At Least It’s Almost Over is ultimately an album about disillusionment—about realizing that the people who were supposed to take care of us aren’t taking care of us at all. Jacob the Horse lean into the pastiche of a band that worships Satan, partly because it’s funny and partly because Satan sometimes feels like a better alternative to the direction the world appears to be heading.
“It feels like they’re leaving us to the wolves,” says Rubinstein. “And the wolves are these bad people with bad intentions. It feels like the world is ending. People are betraying us as a community. I can barely express the anger and disappointment I feel at having to live in the dumbest timeline.”

The apocalyptic album art—created by animator and illustrator Jesse James Dean (known for work on Bob’s Burgers, Archer, Squidbillies, and Aqua Teen Hunger Force)—depicts a monstrous lizard man standing atop a pile of skulls, clutching a glowing bloody sword while drinking from a bisected businessman in front of a burning Los Angeles.
Chapman first met Dean at a mutual friend’s bachelor party, where the two quickly bonded as the only dads in attendance. After seeing Dean’s illustration work on social media, beer cans, and shoes, Chapman pitched the idea of having him create the cover art. The band gave just one direction: a giant creature wreaking havoc on a city.
Originally, the monster was drinking from a chalice. But Jacob the Horse wanted more gore—so the chalice became a corpse.
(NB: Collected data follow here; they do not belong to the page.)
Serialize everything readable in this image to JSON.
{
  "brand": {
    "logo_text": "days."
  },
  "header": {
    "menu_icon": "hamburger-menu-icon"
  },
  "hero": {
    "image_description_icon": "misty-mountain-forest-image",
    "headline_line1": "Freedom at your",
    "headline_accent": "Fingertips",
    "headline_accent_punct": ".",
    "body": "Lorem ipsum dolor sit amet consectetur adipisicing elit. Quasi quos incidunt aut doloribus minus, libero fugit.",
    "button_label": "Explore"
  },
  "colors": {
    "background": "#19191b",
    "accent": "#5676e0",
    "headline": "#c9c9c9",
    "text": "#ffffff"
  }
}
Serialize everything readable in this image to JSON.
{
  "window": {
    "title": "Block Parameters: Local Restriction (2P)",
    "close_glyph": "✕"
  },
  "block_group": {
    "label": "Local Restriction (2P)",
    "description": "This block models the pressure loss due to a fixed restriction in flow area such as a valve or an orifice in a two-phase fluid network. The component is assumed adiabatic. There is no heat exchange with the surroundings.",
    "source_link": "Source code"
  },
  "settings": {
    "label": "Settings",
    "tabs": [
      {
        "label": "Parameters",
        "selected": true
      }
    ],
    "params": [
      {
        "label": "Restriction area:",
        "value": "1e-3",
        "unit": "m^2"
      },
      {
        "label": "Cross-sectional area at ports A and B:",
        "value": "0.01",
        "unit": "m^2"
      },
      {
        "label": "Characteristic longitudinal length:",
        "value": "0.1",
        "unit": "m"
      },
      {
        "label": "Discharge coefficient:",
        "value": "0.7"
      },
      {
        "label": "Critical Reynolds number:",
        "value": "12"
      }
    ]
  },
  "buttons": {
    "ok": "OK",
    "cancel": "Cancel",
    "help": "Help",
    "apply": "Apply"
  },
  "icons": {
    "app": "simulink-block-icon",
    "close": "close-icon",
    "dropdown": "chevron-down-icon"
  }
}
“This entire record is me looking back at our song ‘Dead By 45’ and thinking, ‘You thought we were going to protest our way out of this? You fucking idiot,’” Rubinstein says. “This is a spiteful, angry, depressed record with a purpose. At this point I’m surviving and living the rest of my life out of spite. Best case scenario, we find people who connect with the record—people who are already thinking these things and feel heard. Worst case scenario? We get thrown in prison or killed by our own government. I don’t know how this all ends for our country. Nowhere is it written that America gets a happy ending.”